老糊涂?退位让贤?这两个词似乎和卫家现任家主——卫刑,没有一点关联性。尽管卫刑修行至今,已有将近四百年,但若论起修为、精力、手段,好像还没有谁敢说“彼可取而代之”这种话。

    况且家主更迭、继位治国这种事,本来就牵涉着多方势力的既得利益,并不是某人一句话就可以决定的。一言以蔽之,能说出让卫刑“退位让贤”这种话的卫法,彼时只能换来在场修士,更多的嘲笑。

    “卫法!纵然你是王上嫡子,身份高贵,素得照拂,也不该如此失礼妄言!这话要是被有心之人听去,我卫家颜面何存?”卫誉拍案而起,一身衣袍无风自动,散开的修为气势铺天盖地地朝卫法压去。

    高贵?照拂?卫法“呵”地笑了一声。

    不过卫法敢当着卫誉、卫刑等人的面说出这番话,那自然是有所依恃的——“怎么?卫家贵为王室,竟不允许一个小辈仗义执言?还是说你们准备以多欺少、以大欺小,不怕我这个‘有心人’放在眼里?”

    秦风强势介入,一身巅峰之意蓦然爆发,与卫誉的迎仙威压轰然对撞!按理说只有元丹巅峰修为的秦风是根本无法正面硬抗卫誉的,可事实就是秦风不仅扛住了威压,还将卫法保护地妥妥帖帖,没有使其承受来自卫誉一丁点的迎仙威压,实在是让人难以置信!

    “妖修秦风!此乃我卫家家门之事,你当真要舍命参与其中?”隐隐被压过一头的卫誉沉声警告,话里话外已经透露出不小的杀意,“这里不是虞山!你也不是虞母洞的洞主!还望能三思而后行。
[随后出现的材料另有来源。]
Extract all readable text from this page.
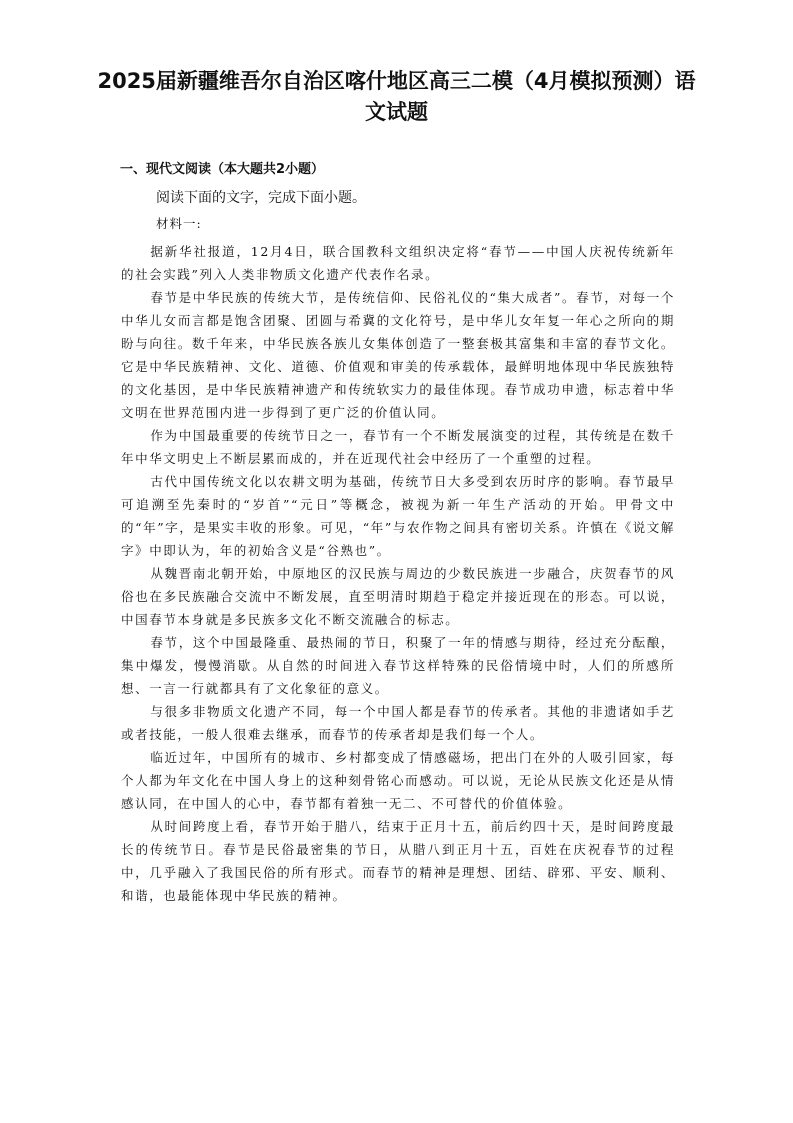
2025届新疆维吾尔自治区喀什地区高三二模（4月模拟预测）语文试题
一、现代文阅读（本大题共2小题）
阅读下面的文字，完成下面小题。
材料一:

据新华社报道，12月4日，联合国教科文组织决定将“春节——中国人庆祝传统新年的社会实践”列入人类非物质文化遗产代表作名录。

春节是中华民族的传统大节，是传统信仰、民俗礼仪的“集大成者”。春节，对每一个中华儿女而言都是饱含团聚、团圆与希冀的文化符号，是中华儿女年复一年心之所向的期盼与向往。数千年来，中华民族各族儿女集体创造了一整套极其富集和丰富的春节文化。它是中华民族精神、文化、道德、价值观和审美的传承载体，最鲜明地体现中华民族独特的文化基因，是中华民族精神遗产和传统软实力的最佳体现。春节成功申遗，标志着中华文明在世界范围内进一步得到了更广泛的价值认同。

作为中国最重要的传统节日之一，春节有一个不断发展演变的过程，其传统是在数千年中华文明史上不断层累而成的，并在近现代社会中经历了一个重塑的过程。

古代中国传统文化以农耕文明为基础，传统节日大多受到农历时序的影响。春节最早可追溯至先秦时的“岁首”“元日”等概念，被视为新一年生产活动的开始。甲骨文中的“年”字，是果实丰收的形象。可见，“年”与农作物之间具有密切关系。许慎在《说文解字》中即认为，年的初始含义是“谷熟也”。

从魏晋南北朝开始，中原地区的汉民族与周边的少数民族进一步融合，庆贺春节的风俗也在多民族融合交流中不断发展，直至明清时期趋于稳定并接近现在的形态。可以说，中国春节本身就是多民族多文化不断交流融合的标志。

春节，这个中国最隆重、最热闹的节日，积聚了一年的情感与期待，经过充分酝酿，集中爆发，慢慢消歇。从自然的时间进入春节这样特殊的民俗情境中时，人们的所感所想、一言一行就都具有了文化象征的意义。

与很多非物质文化遗产不同，每一个中国人都是春节的传承者。其他的非遗诸如手艺或者技能，一般人很难去继承，而春节的传承者却是我们每一个人。

临近过年，中国所有的城市、乡村都变成了情感磁场，把出门在外的人吸引回家，每个人都为年文化在中国人身上的这种刻骨铭心而感动。可以说，无论从民族文化还是从情感认同，在中国人的心中，春节都有着独一无二、不可替代的价值体验。

从时间跨度上看，春节开始于腊八，结束于正月十五，前后约四十天，是时间跨度最长的传统节日。春节是民俗最密集的节日，从腊八到正月十五，百姓在庆祝春节的过程中，几乎融入了我国民俗的所有形式。而春节的精神是理想、团结、辟邪、平安、顺利、和谐，也最能体现中华民族的精神。
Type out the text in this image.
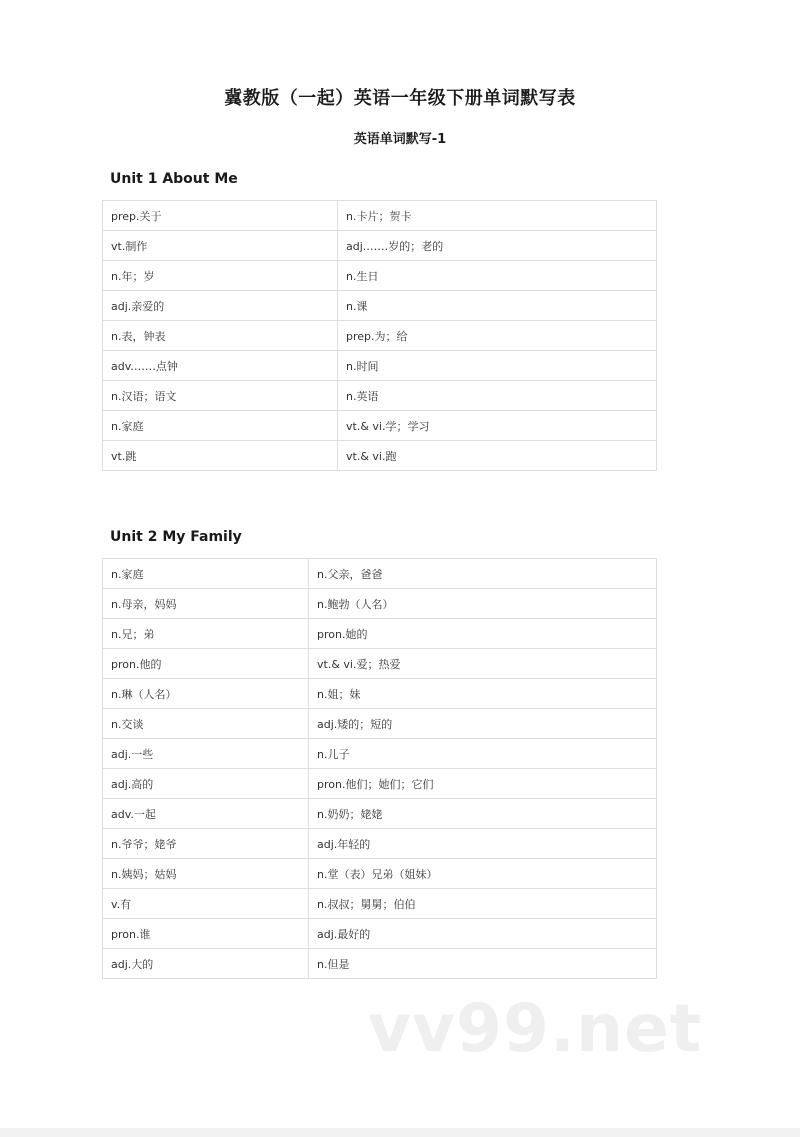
冀教版（一起）英语一年级下册单词默写表
英语单词默写-1
Unit 1 About Me
prep.关于	n.卡片；贺卡
vt.制作	adj.……岁的；老的
n.年；岁	n.生日
adj.亲爱的	n.课
n.表，钟表	prep.为；给
adv.……点钟	n.时间
n.汉语；语文	n.英语
n.家庭	vt.& vi.学；学习
vt.跳	vt.& vi.跑
Unit 2 My Family
n.家庭	n.父亲，爸爸
n.母亲，妈妈	n.鲍勃（人名）
n.兄；弟	pron.她的
pron.他的	vt.& vi.爱；热爱
n.琳（人名）	n.姐；妹
n.交谈	adj.矮的；短的
adj.一些	n.儿子
adj.高的	pron.他们；她们；它们
adv.一起	n.奶奶；姥姥
n.爷爷；姥爷	adj.年轻的
n.姨妈；姑妈	n.堂（表）兄弟（姐妹）
v.有	n.叔叔；舅舅；伯伯
pron.谁	adj.最好的
adj.大的	n.但是
vv99.net
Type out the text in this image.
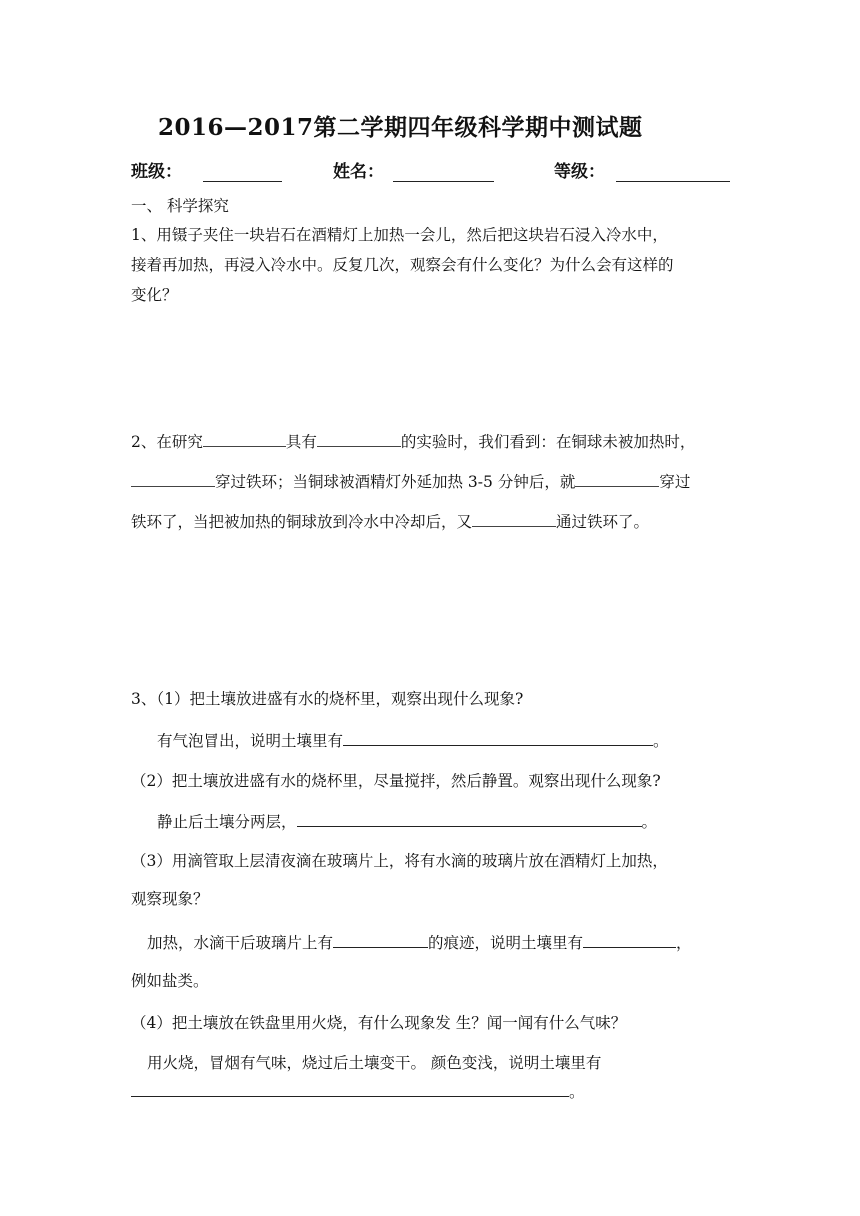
2016—2017第二学期四年级科学期中测试题
班级：	姓名：	等级：
一、 科学探究
1、用镊子夹住一块岩石在酒精灯上加热一会儿，然后把这块岩石浸入冷水中，
接着再加热，再浸入冷水中。反复几次，观察会有什么变化？为什么会有这样的
变化？
2、在研究	具有	的实验时，我们看到：在铜球未被加热时，
穿过铁环；当铜球被酒精灯外延加热 3-5 分钟后，就	穿过
铁环了，当把被加热的铜球放到冷水中冷却后，又	通过铁环了。
3、（1）把土壤放进盛有水的烧杯里，观察出现什么现象?
有气泡冒出，说明土壤里有	。
（2）把土壤放进盛有水的烧杯里，尽量搅拌，然后静置。观察出现什么现象?
静止后土壤分两层，	。
（3）用滴管取上层清夜滴在玻璃片上，将有水滴的玻璃片放在酒精灯上加热，
观察现象？
加热，水滴干后玻璃片上有	的痕迹，说明土壤里有	，
例如盐类。
（4）把土壤放在铁盘里用火烧，有什么现象发 生？闻一闻有什么气味？
用火烧，冒烟有气味，烧过后土壤变干。 颜色变浅，说明土壤里有
。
”

    “洞主?那是个什么玩意儿?”秦风猛提真元,一口气逼退卫誉,“给本尊记住,此时和你对招的,乃是虞山未来的山主——虞主!”

    卫法瞟了一眼秦风,没有说话——“虞主”这个称呼,秦风终于是用上了。若是让月妍知道这个消息,也不知会作何感想。
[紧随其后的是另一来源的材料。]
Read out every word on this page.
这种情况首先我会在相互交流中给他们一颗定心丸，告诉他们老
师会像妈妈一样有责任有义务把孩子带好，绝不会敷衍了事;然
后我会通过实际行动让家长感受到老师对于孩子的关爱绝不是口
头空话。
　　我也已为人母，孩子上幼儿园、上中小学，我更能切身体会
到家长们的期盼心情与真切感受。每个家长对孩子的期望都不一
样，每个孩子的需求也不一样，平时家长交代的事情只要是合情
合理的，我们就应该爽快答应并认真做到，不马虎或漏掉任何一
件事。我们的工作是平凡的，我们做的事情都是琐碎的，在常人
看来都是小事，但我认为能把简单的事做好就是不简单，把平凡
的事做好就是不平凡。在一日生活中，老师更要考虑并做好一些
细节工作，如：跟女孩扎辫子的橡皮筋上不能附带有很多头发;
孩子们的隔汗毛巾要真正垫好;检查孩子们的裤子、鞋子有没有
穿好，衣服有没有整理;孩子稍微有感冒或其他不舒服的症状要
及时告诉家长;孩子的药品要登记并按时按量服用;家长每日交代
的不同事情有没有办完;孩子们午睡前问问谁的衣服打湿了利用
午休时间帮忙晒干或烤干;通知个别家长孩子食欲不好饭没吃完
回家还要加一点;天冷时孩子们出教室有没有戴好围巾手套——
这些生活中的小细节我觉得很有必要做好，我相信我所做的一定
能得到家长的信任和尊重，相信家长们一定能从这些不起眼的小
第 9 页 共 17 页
    “副门主,您没事吧!”两名卫家族人闪身上前,欲挡下被逼退的卫誉,却在接触其身体的一瞬间神色骤变!然后不由自主地掌心发力,给本就受挫的卫誉背后一击,看得众人一阵目瞪口呆。

    “呕——”卫誉口中发出一声闷哼,殷红的血迹从其嘴角淌下,待稳定身形,压下体内翻腾乱窜的真元后,方才转头怒视之前的二人。
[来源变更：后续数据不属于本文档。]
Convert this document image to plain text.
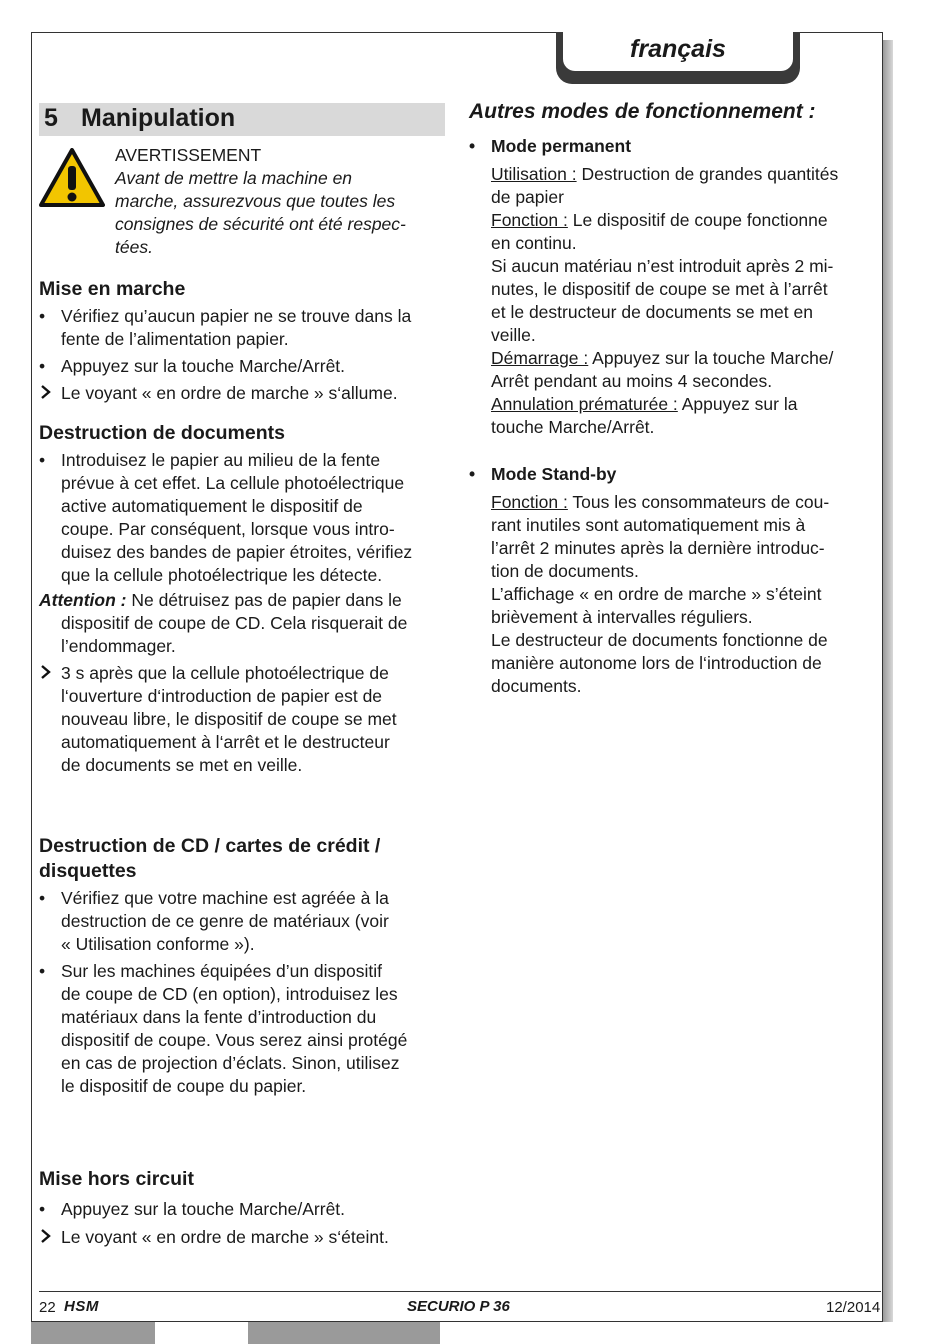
français
5 Manipulation
AVERTISSEMENT
Avant de mettre la machine en
marche, assurezvous que toutes les
consignes de sécurité ont été respec-
tées.
Mise en marche
• Vérifiez qu’aucun papier ne se trouve dans la
fente de l’alimentation papier.
• Appuyez sur la touche Marche/Arrêt.
Le voyant « en ordre de marche » s‘allume.
Destruction de documents
• Introduisez le papier au milieu de la fente
prévue à cet effet. La cellule photoélectrique
active automatiquement le dispositif de
coupe. Par conséquent, lorsque vous intro-
duisez des bandes de papier étroites, vérifiez
que la cellule photoélectrique les détecte.
Attention : Ne détruisez pas de papier dans le
dispositif de coupe de CD. Cela risquerait de
l’endommager.
3 s après que la cellule photoélectrique de
l‘ouverture d‘introduction de papier est de
nouveau libre, le dispositif de coupe se met
automatiquement à l‘arrêt et le destructeur
de documents se met en veille.
Destruction de CD / cartes de crédit /
disquettes
• Vérifiez que votre machine est agréée à la
destruction de ce genre de matériaux (voir
« Utilisation conforme »).
• Sur les machines équipées d’un dispositif
de coupe de CD (en option), introduisez les
matériaux dans la fente d’introduction du
dispositif de coupe. Vous serez ainsi protégé
en cas de projection d’éclats. Sinon, utilisez
le dispositif de coupe du papier.
Mise hors circuit
• Appuyez sur la touche Marche/Arrêt.
Le voyant « en ordre de marche » s‘éteint.
Autres modes de fonctionnement :
• Mode permanent
Utilisation : Destruction de grandes quantités
de papier
Fonction : Le dispositif de coupe fonctionne
en continu.
Si aucun matériau n’est introduit après 2 mi-
nutes, le dispositif de coupe se met à l’arrêt
et le destructeur de documents se met en
veille.
Démarrage : Appuyez sur la touche Marche/
Arrêt pendant au moins 4 secondes.
Annulation prématurée : Appuyez sur la
touche Marche/Arrêt.
• Mode Stand-by
Fonction : Tous les consommateurs de cou-
rant inutiles sont automatiquement mis à
l’arrêt 2 minutes après la dernière introduc-
tion de documents.
L’affichage « en ordre de marche » s’éteint
brièvement à intervalles réguliers.
Le destructeur de documents fonctionne de
manière autonome lors de l‘introduction de
documents.
22 HSM	SECURIO P 36	12/2014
    “副门主!这......这不是您想的那样!我也不知道怎么回事!”

    “副门主您听我解释!我刚刚真的是无法控制自己,修为运行不听使唤啊!门主,门主!还请门主为我们主持公道!”

    两名族人赶紧跪在卫刑阶下,面对卫誉的杀人目光,浑身像筛糠一样乱抖。此时此刻,在场有资格阻止卫誉的,也只有卫刑了。

    “君儿,你认为,此事当如何处理?”卫刑脸色亦没有之前那股余裕。毕竟他刚刚才宣布定亲喜讯不久,秦风就当着他的面打伤了卫枫的父亲卫誉,且卫誉还是自己血浓于水的胞弟,于情于理,卫刑都必须给在场所有人一个交代。但卫刑毕竟是一门之主,有时候直接做决定反而不好,容易被诟病为大权独揽,所以才让卫君发表意见。

    被点到名的卫君此刻也是一脸愤然——卫誉既是自己的叔父,也是不久后的老丈人,就这么轻而易举地在家宴上被一个外来的妖修给出手打伤,这已经不是打脸卫誉的程度,而是秦风在给整个卫家蒙羞!

    “回王上,妖修秦风目中无人,态度嚣张跋扈,擅闯我卫家家宴在先,出手伤我卫家副门主在后,应当立即拿下!惩之以儆效尤!”

    卫君慷慨激昂,在回禀卫刑之后,随即用眼角余光瞟向旁边的卫枫。可令他惊异的是,卫枫并没有表现出一丝的愉悦崇敬之色,甚至对受伤的卫誉也没有关切眷注之情,好像对她来说,卫誉连一个普通至极的路人都比上,连卫叶的神情中的关怀都比卫枫明显得多。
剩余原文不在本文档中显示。